Dan, it's so difficult to hear the words you heard, but like all of the above messages said hope is always present. Never give up hope. Keep on fighting and trying new alternatives. Don't give in or up. 5 years ago my SIL was diagnosed with breast cancer, it went away, it came back. It did this 5 times until finally they said it went to the brain. She underwent whole brain rads and she's doing well and still fighting the good fight! She was against all odds and is doing well.

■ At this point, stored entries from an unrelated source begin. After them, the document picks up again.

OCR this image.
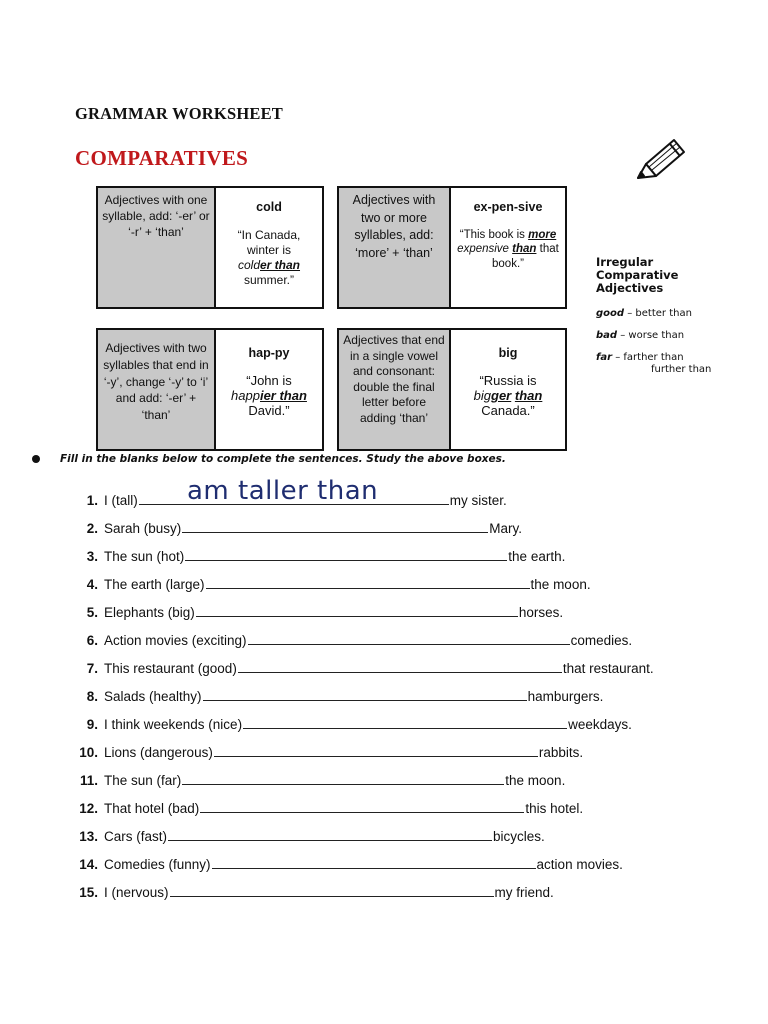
GRAMMAR WORKSHEET
COMPARATIVES
Adjectives with one syllable, add: ‘-er’ or ‘-r’ + ‘than’
cold
“In Canada, winter is colder than summer.”
Adjectives with two or more syllables, add: ‘more’ + ‘than’
ex-pen-sive
“This book is more expensive than that book.”
Adjectives with two syllables that end in ‘-y’, change ‘-y’ to ‘i’ and add: ‘-er’ + ‘than’
hap-py
“John is happier than David.”
Adjectives that end in a single vowel and consonant: double the final letter before adding ‘than’
big
“Russia is bigger than Canada.”
Irregular Comparative Adjectives
good – better than
bad – worse than
far – farther than
further than
Fill in the blanks below to complete the sentences. Study the above boxes.
am taller than
1. I (tall)	my sister.
2. Sarah (busy)	Mary.
3. The sun (hot)	the earth.
4. The earth (large)	the moon.
5. Elephants (big)	horses.
6. Action movies (exciting)	comedies.
7. This restaurant (good)	that restaurant.
8. Salads (healthy)	hamburgers.
9. I think weekends (nice)	weekdays.
10. Lions (dangerous)	rabbits.
11. The sun (far)	the moon.
12. That hotel (bad)	this hotel.
13. Cars (fast)	bicycles.
14. Comedies (funny)	action movies.
15. I (nervous)	my friend.
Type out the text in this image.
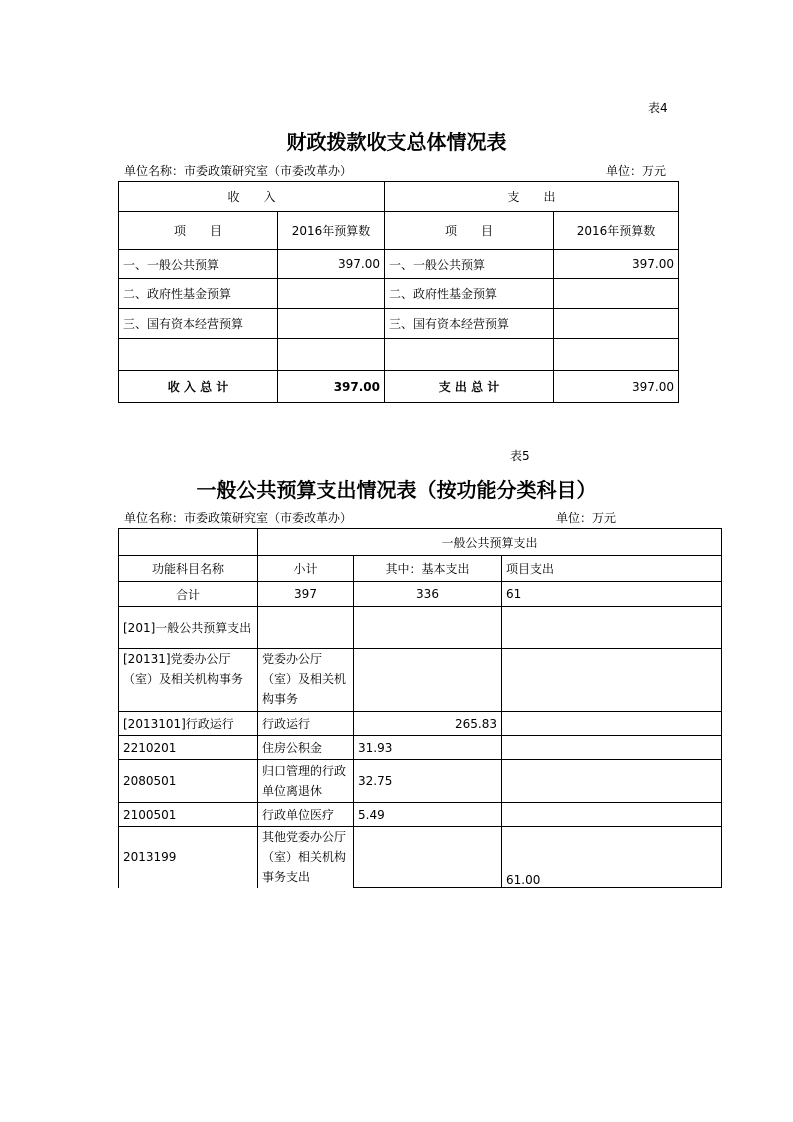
表4
财政拨款收支总体情况表
单位名称：市委政策研究室（市委改革办）	单位：万元
收　　入		支　　出	
项　　目	2016年预算数	项　　目	2016年预算数
一、一般公共预算	397.00	一、一般公共预算	397.00
二、政府性基金预算		二、政府性基金预算	
三、国有资本经营预算		三、国有资本经营预算	

收 入 总 计	397.00	支 出 总 计	397.00
表5
一般公共预算支出情况表（按功能分类科目）
单位名称：市委政策研究室（市委改革办）	单位：万元
	一般公共预算支出		
功能科目名称	小计	其中：基本支出	项目支出
合计	397	336	61
[201]一般公共预算支出			
[20131]党委办公厅（室）及相关机构事务	党委办公厅（室）及相关机构事务		
[2013101]行政运行	行政运行	265.83	
2210201	住房公积金	31.93	
2080501	归口管理的行政单位离退休	32.75	
2100501	行政单位医疗	5.49	
2013199	其他党委办公厅（室）相关机构事务支出		61.00
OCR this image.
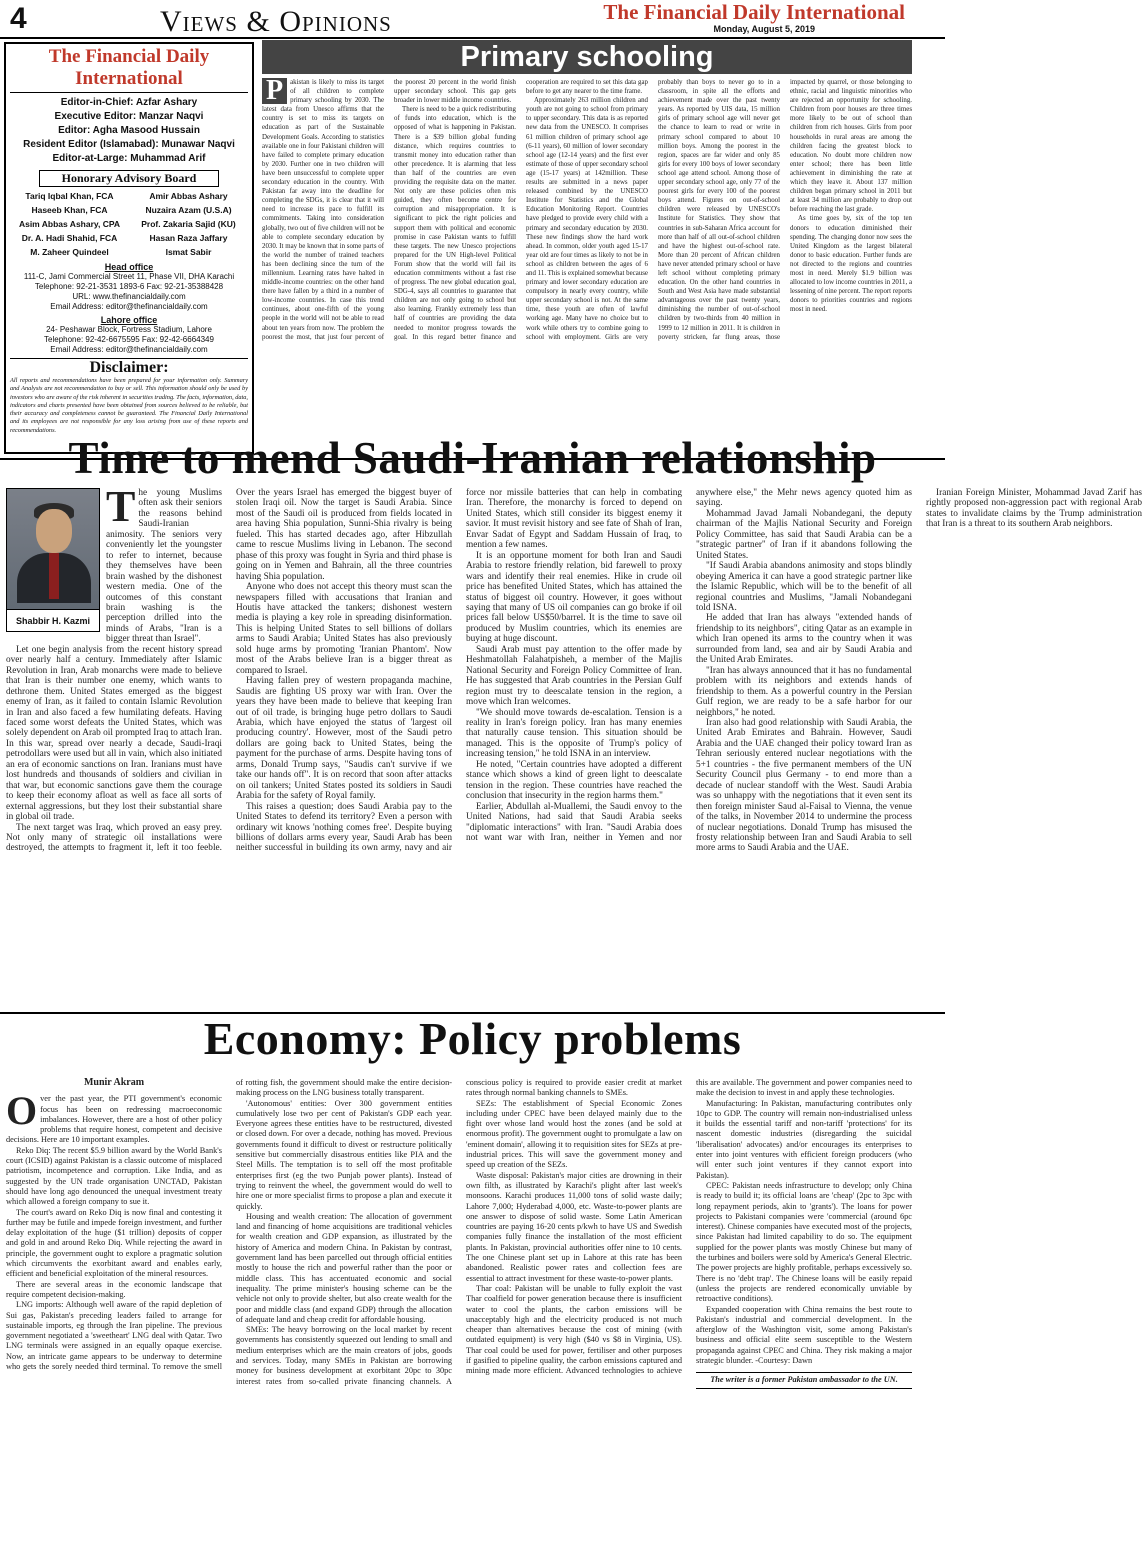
4	Views & Opinions	The Financial Daily International
Monday, August 5, 2019
The Financial Daily International
Editor-in-Chief: Azfar Ashary
Executive Editor: Manzar Naqvi
Editor: Agha Masood Hussain
Resident Editor (Islamabad): Munawar Naqvi
Editor-at-Large: Muhammad Arif
Honorary Advisory Board
Tariq Iqbal Khan, FCA	Amir Abbas Ashary
Haseeb Khan, FCA	Nuzaira Azam (U.S.A)
Asim Abbas Ashary, CPA	Prof. Zakaria Sajid (KU)
Dr. A. Hadi Shahid, FCA	Hasan Raza Jaffary
M. Zaheer Quindeel	Ismat Sabir
Head office
111-C, Jami Commercial Street 11, Phase VII, DHA Karachi
Telephone: 92-21-3531 1893-6 Fax: 92-21-35388428
URL: www.thefinancialdaily.com
Email Address: editor@thefinancialdaily.com
Lahore office
24- Peshawar Block, Fortress Stadium, Lahore
Telephone: 92-42-6675595 Fax: 92-42-6664349
Email Address: editor@thefinancialdaily.com
Disclaimer:
All reports and recommendations have been prepared for your information only. Summary and Analysis are not recommendation to buy or sell. This information should only be used by investors who are aware of the risk inherent in securities trading. The facts, information, data, indicators and charts presented have been obtained from sources believed to be reliable, but their accuracy and completeness cannot be guaranteed. The Financial Daily International and its employees are not responsible for any loss arising from use of these reports and recommendations.
Primary schooling

P	akistan is likely to miss its target of all children to complete primary schooling by 2030. The latest data from Unesco affirms that the country is set to miss its targets on education as part of the Sustainable Development Goals. According to statistics available one in four Pakistani children will have failed to complete primary education by 2030. Further one in two children will have been unsuccessful to complete upper secondary education in the country. With Pakistan far away into the deadline for completing the SDGs, it is clear that it will need to increase its pace to fulfill its commitments. Taking into consideration globally, two out of five children will not be able to complete secondary education by 2030. It may be known that in some parts of the world the number of trained teachers has been declining since the turn of the millennium. Learning rates have halted in middle-income countries: on the other hand there have fallen by a third in a number of low-income countries. In case this trend continues, about one-fifth of the young people in the world will not be able to read about ten years from now. The problem the poorest the most, that just four percent of the poorest 20 percent in the world finish upper secondary school. This gap gets broader in lower middle income countries.

There is need to be a quick redistributing of funds into education, which is the opposed of what is happening in Pakistan. There is a $39 billion global funding distance, which requires countries to transmit money into education rather than other precedence. It is alarming that less than half of the countries are even providing the requisite data on the matter. Not only are these policies often mis guided, they often become centre for corruption and misappropriation. It is significant to pick the right policies and support them with political and economic promise in case Pakistan wants to fulfill these targets. The new Unesco projections prepared for the UN High-level Political Forum show that the world will fail its education commitments without a fast rise of progress. The new global education goal, SDG-4, says all countries to guarantee that children are not only going to school but also learning. Frankly extremely less than half of countries are providing the data needed to monitor progress towards the goal. In this regard better finance and cooperation are required to set this data gap before to get any nearer to the time frame.

Approximately 263 million children and youth are not going to school from primary to upper secondary. This data is as reported new data from the UNESCO. It comprises 61 million children of primary school age (6-11 years), 60 million of lower secondary school age (12-14 years) and the first ever estimate of those of upper secondary school age (15-17 years) at 142million. These results are submitted in a news paper released combined by the UNESCO Institute for Statistics and the Global Education Monitoring Report. Countries have pledged to provide every child with a primary and secondary education by 2030. These new findings show the hard work ahead. In common, older youth aged 15-17 year old are four times as likely to not be in school as children between the ages of 6 and 11. This is explained somewhat because primary and lower secondary education are compulsory in nearly every country, while upper secondary school is not. At the same time, these youth are often of lawful working age. Many have no choice but to work while others try to combine going to school with employment. Girls are very probably than boys to never go to in a classroom, in spite all the efforts and achievement made over the past twenty years. As reported by UIS data, 15 million girls of primary school age will never get the chance to learn to read or write in primary school compared to about 10 million boys. Among the poorest in the region, spaces are far wider and only 85 girls for every 100 boys of lower secondary school age attend school. Among those of upper secondary school age, only 77 of the poorest girls for every 100 of the poorest boys attend. Figures on out-of-school children were released by UNESCO's Institute for Statistics. They show that countries in sub-Saharan Africa account for more than half of all out-of-school children and have the highest out-of-school rate. More than 20 percent of African children have never attended primary school or have left school without completing primary education. On the other hand countries in South and West Asia have made substantial advantageous over the past twenty years, diminishing the number of out-of-school children by two-thirds from 40 million in 1999 to 12 million in 2011. It is children in poverty stricken, far flung areas, those impacted by quarrel, or those belonging to ethnic, racial and linguistic minorities who are rejected an opportunity for schooling. Children from poor houses are three times more likely to be out of school than children from rich houses. Girls from poor households in rural areas are among the children facing the greatest block to education. No doubt more children now enter school; there has been little achievement in diminishing the rate at which they leave it. About 137 million children began primary school in 2011 but at least 34 million are probably to drop out before reaching the last grade.

As time goes by, six of the top ten donors to education diminished their spending. The changing donor now sees the United Kingdom as the largest bilateral donor to basic education. Further funds are not directed to the regions and countries most in need. Merely $1.9 billion was allocated to low income countries in 2011, a lessening of nine percent. The report reports donors to priorities countries and regions most in need.

Time to mend Saudi-Iranian relationship
Shabbir H. Kazmi

The young Muslims often ask their seniors the reasons behind Saudi-Iranian animosity. The seniors very conveniently let the youngster to refer to internet, because they themselves have been brain washed by the dishonest western media. One of the outcomes of this constant brain washing is the perception drilled into the minds of Arabs, "Iran is a bigger threat than Israel".

Let one begin analysis from the recent history spread over nearly half a century. Immediately after Islamic Revolution in Iran, Arab monarchs were made to believe that Iran is their number one enemy, which wants to dethrone them. United States emerged as the biggest enemy of Iran, as it failed to contain Islamic Revolution in Iran and also faced a few humilating defeats. Having faced some worst defeats the United States, which was solely dependent on Arab oil prompted Iraq to attach Iran. In this war, spread over nearly a decade, Saudi-Iraqi petrodollars were used but all in vain, which also initiated an era of economic sanctions on Iran. Iranians must have lost hundreds and thousands of soldiers and civilian in that war, but economic sanctions gave them the courage to keep their economy afloat as well as face all sorts of external aggressions, but they lost their substantial share in global oil trade.

The next target was Iraq, which proved an easy prey. Not only many of strategic oil installations were destroyed, the attempts to fragment it, left it too feeble. Over the years Israel has emerged the biggest buyer of stolen Iraqi oil. Now the target is Saudi Arabia. Since most of the Saudi oil is produced from fields located in area having Shia population, Sunni-Shia rivalry is being fueled. This has started decades ago, after Hibzullah came to rescue Muslims living in Lebanon. The second phase of this proxy was fought in Syria and third phase is going on in Yemen and Bahrain, all the three countries having Shia population.

Anyone who does not accept this theory must scan the newspapers filled with accusations that Iranian and Houtis have attacked the tankers; dishonest western media is playing a key role in spreading disinformation. This is helping United States to sell billions of dollars arms to Saudi Arabia; United States has also previously sold huge arms by promoting 'Iranian Phantom'. Now most of the Arabs believe Iran is a bigger threat as compared to Israel.

Having fallen prey of western propaganda machine, Saudis are fighting US proxy war with Iran. Over the years they have been made to believe that keeping Iran out of oil trade, is bringing huge petro dollars to Saudi Arabia, which have enjoyed the status of 'largest oil producing country'. However, most of the Saudi petro dollars are going back to United States, being the payment for the purchase of arms. Despite having tons of arms, Donald Trump says, "Saudis can't survive if we take our hands off". It is on record that soon after attacks on oil tankers; United States posted its soldiers in Saudi Arabia for the safety of Royal family.

This raises a question; does Saudi Arabia pay to the United States to defend its territory? Even a person with ordinary wit knows 'nothing comes free'. Despite buying billions of dollars arms every year, Saudi Arab has been neither successful in building its own army, navy and air force nor missile batteries that can help in combating Iran. Therefore, the monarchy is forced to depend on United States, which still consider its biggest enemy it savior. It must revisit history and see fate of Shah of Iran, Envar Sadat of Egypt and Saddam Hussain of Iraq, to mention a few names.

It is an opportune moment for both Iran and Saudi Arabia to restore friendly relation, bid farewell to proxy wars and identify their real enemies. Hike in crude oil price has benefited United States, which has attained the status of biggest oil country. However, it goes without saying that many of US oil companies can go broke if oil prices fall below US$50/barrel. It is the time to save oil produced by Muslim countries, which its enemies are buying at huge discount.

Saudi Arab must pay attention to the offer made by Heshmatollah Falahatpisheh, a member of the Majlis National Security and Foreign Policy Committee of Iran. He has suggested that Arab countries in the Persian Gulf region must try to deescalate tension in the region, a move which Iran welcomes.

"We should move towards de-escalation. Tension is a reality in Iran's foreign policy. Iran has many enemies that naturally cause tension. This situation should be managed. This is the opposite of Trump's policy of increasing tension," he told ISNA in an interview.

He noted, "Certain countries have adopted a different stance which shows a kind of green light to deescalate tension in the region. These countries have reached the conclusion that insecurity in the region harms them."

Earlier, Abdullah al-Muallemi, the Saudi envoy to the United Nations, had said that Saudi Arabia seeks "diplomatic interactions" with Iran. "Saudi Arabia does not want war with Iran, neither in Yemen and nor anywhere else," the Mehr news agency quoted him as saying.

Mohammad Javad Jamali Nobandegani, the deputy chairman of the Majlis National Security and Foreign Policy Committee, has said that Saudi Arabia can be a "strategic partner" of Iran if it abandons following the United States.

"If Saudi Arabia abandons animosity and stops blindly obeying America it can have a good strategic partner like the Islamic Republic, which will be to the benefit of all regional countries and Muslims, "Jamali Nobandegani told ISNA.

He added that Iran has always "extended hands of friendship to its neighbors", citing Qatar as an example in which Iran opened its arms to the country when it was surrounded from land, sea and air by Saudi Arabia and the United Arab Emirates.

"Iran has always announced that it has no fundamental problem with its neighbors and extends hands of friendship to them. As a powerful country in the Persian Gulf region, we are ready to be a safe harbor for our neighbors," he noted.

Iran also had good relationship with Saudi Arabia, the United Arab Emirates and Bahrain. However, Saudi Arabia and the UAE changed their policy toward Iran as Tehran seriously entered nuclear negotiations with the 5+1 countries - the five permanent members of the UN Security Council plus Germany - to end more than a decade of nuclear standoff with the West. Saudi Arabia was so unhappy with the negotiations that it even sent its then foreign minister Saud al-Faisal to Vienna, the venue of the talks, in November 2014 to undermine the process of nuclear negotiations. Donald Trump has misused the frosty relationship between Iran and Saudi Arabia to sell more arms to Saudi Arabia and the UAE.

Iranian Foreign Minister, Mohammad Javad Zarif has rightly proposed non-aggression pact with regional Arab states to invalidate claims by the Trump administration that Iran is a threat to its southern Arab neighbors.

Economy: Policy problems

Munir Akram

Over the past year, the PTI government's economic focus has been on redressing macroeconomic imbalances. However, there are a host of other policy problems that require honest, competent and decisive decisions. Here are 10 important examples.

Reko Diq: The recent $5.9 billion award by the World Bank's court (ICSID) against Pakistan is a classic outcome of misplaced patriotism, incompetence and corruption. Like India, and as suggested by the UN trade organisation UNCTAD, Pakistan should have long ago denounced the unequal investment treaty which allowed a foreign company to sue it.

The court's award on Reko Diq is now final and contesting it further may be futile and impede foreign investment, and further delay exploitation of the huge ($1 trillion) deposits of copper and gold in and around Reko Diq. While rejecting the award in principle, the government ought to explore a pragmatic solution which circumvents the exorbitant award and enables early, efficient and beneficial exploitation of the mineral resources.

There are several areas in the economic landscape that require competent decision-making.

LNG imports: Although well aware of the rapid depletion of Sui gas, Pakistan's preceding leaders failed to arrange for sustainable imports, eg through the Iran pipeline. The previous government negotiated a 'sweetheart' LNG deal with Qatar. Two LNG terminals were assigned in an equally opaque exercise. Now, an intricate game appears to be underway to determine who gets the sorely needed third terminal. To remove the smell of rotting fish, the government should make the entire decision-making process on the LNG business totally transparent.

'Autonomous' entities: Over 300 government entities cumulatively lose two per cent of Pakistan's GDP each year. Everyone agrees these entities have to be restructured, divested or closed down. For over a decade, nothing has moved. Previous governments found it difficult to divest or restructure politically sensitive but commercially disastrous entities like PIA and the Steel Mills. The temptation is to sell off the most profitable enterprises first (eg the two Punjab power plants). Instead of trying to reinvent the wheel, the government would do well to hire one or more specialist firms to propose a plan and execute it quickly.

Housing and wealth creation: The allocation of government land and financing of home acquisitions are traditional vehicles for wealth creation and GDP expansion, as illustrated by the history of America and modern China. In Pakistan by contrast, government land has been parcelled out through official entities mostly to house the rich and powerful rather than the poor or middle class. This has accentuated economic and social inequality. The prime minister's housing scheme can be the vehicle not only to provide shelter, but also create wealth for the poor and middle class (and expand GDP) through the allocation of adequate land and cheap credit for affordable housing.

SMEs: The heavy borrowing on the local market by recent governments has consistently squeezed out lending to small and medium enterprises which are the main creators of jobs, goods and services. Today, many SMEs in Pakistan are borrowing money for business development at exorbitant 20pc to 30pc interest rates from so-called private financing channels. A conscious policy is required to provide easier credit at market rates through normal banking channels to SMEs.

SEZs: The establishment of Special Economic Zones including under CPEC have been delayed mainly due to the fight over whose land would host the zones (and be sold at enormous profit). The government ought to promulgate a law on 'eminent domain', allowing it to requisition sites for SEZs at pre-industrial prices. This will save the government money and speed up creation of the SEZs.

Waste disposal: Pakistan's major cities are drowning in their own filth, as illustrated by Karachi's plight after last week's monsoons. Karachi produces 11,000 tons of solid waste daily; Lahore 7,000; Hyderabad 4,000, etc. Waste-to-power plants are one answer to dispose of solid waste. Some Latin American countries are paying 16-20 cents p/kwh to have US and Swedish companies fully finance the installation of the most efficient plants. In Pakistan, provincial authorities offer nine to 10 cents. The one Chinese plant set up in Lahore at this rate has been abandoned. Realistic power rates and collection fees are essential to attract investment for these waste-to-power plants.

Thar coal: Pakistan will be unable to fully exploit the vast Thar coalfield for power generation because there is insufficient water to cool the plants, the carbon emissions will be unacceptably high and the electricity produced is not much cheaper than alternatives because the cost of mining (with outdated equipment) is very high ($40 vs $8 in Virginia, US). Thar coal could be used for power, fertiliser and other purposes if gasified to pipeline quality, the carbon emissions captured and mining made more efficient. Advanced technologies to achieve this are available. The government and power companies need to make the decision to invest in and apply these technologies.

Manufacturing: In Pakistan, manufacturing contributes only 10pc to GDP. The country will remain non-industrialised unless it builds the essential tariff and non-tariff 'protections' for its nascent domestic industries (disregarding the suicidal 'liberalisation' advocates) and/or encourages its enterprises to enter into joint ventures with efficient foreign producers (who will enter such joint ventures if they cannot export into Pakistan).

CPEC: Pakistan needs infrastructure to develop; only China is ready to build it; its official loans are 'cheap' (2pc to 3pc with long repayment periods, akin to 'grants'). The loans for power projects to Pakistani companies were 'commercial (around 6pc interest). Chinese companies have executed most of the projects, since Pakistan had limited capability to do so. The equipment supplied for the power plants was mostly Chinese but many of the turbines and boilers were sold by America's General Electric. The power projects are highly profitable, perhaps excessively so. There is no 'debt trap'. The Chinese loans will be easily repaid (unless the projects are rendered economically unviable by retroactive conditions).

Expanded cooperation with China remains the best route to Pakistan's industrial and commercial development. In the afterglow of the Washington visit, some among Pakistan's business and official elite seem susceptible to the Western propaganda against CPEC and China. They risk making a major strategic blunder. -Courtesy: Dawn

The writer is a former Pakistan ambassador to the UN.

You just keep on fighting. And it's ok to wallow and feel sad and even cry, but then pick yourself up and fight on! Remember, you are Dan the Man!

jim2011's picture
jim2011
Posts: 116
Joined: Sep 2011

sometimes i think that if it wasnt for bad luck, i wouldnt have any luck at all. hang in there and pray for good luck and at the very least you are ready for the worst. you have the time to to right the wrongs and forgive who needs forgiveness. god be with you. i wish you the best of all out comes.

i35chica
Posts: 17
Joined: Dec 2011

Several of your EC friends from the FB site are thinking about you. We are sending healing thoughts and prayers your way. I hope you feel their strength coming to you across cyber space. Several have been band off this site and wanted you to know that they are thinking of you. I am delivering their heartfelt message Cyber hugs from Texas : )

sandy1943's picture
sandy1943
Posts: 883
Joined: Jun 2010

Sorry, the scan is not looking good.Praying for comfort for you as you digest this latest setback!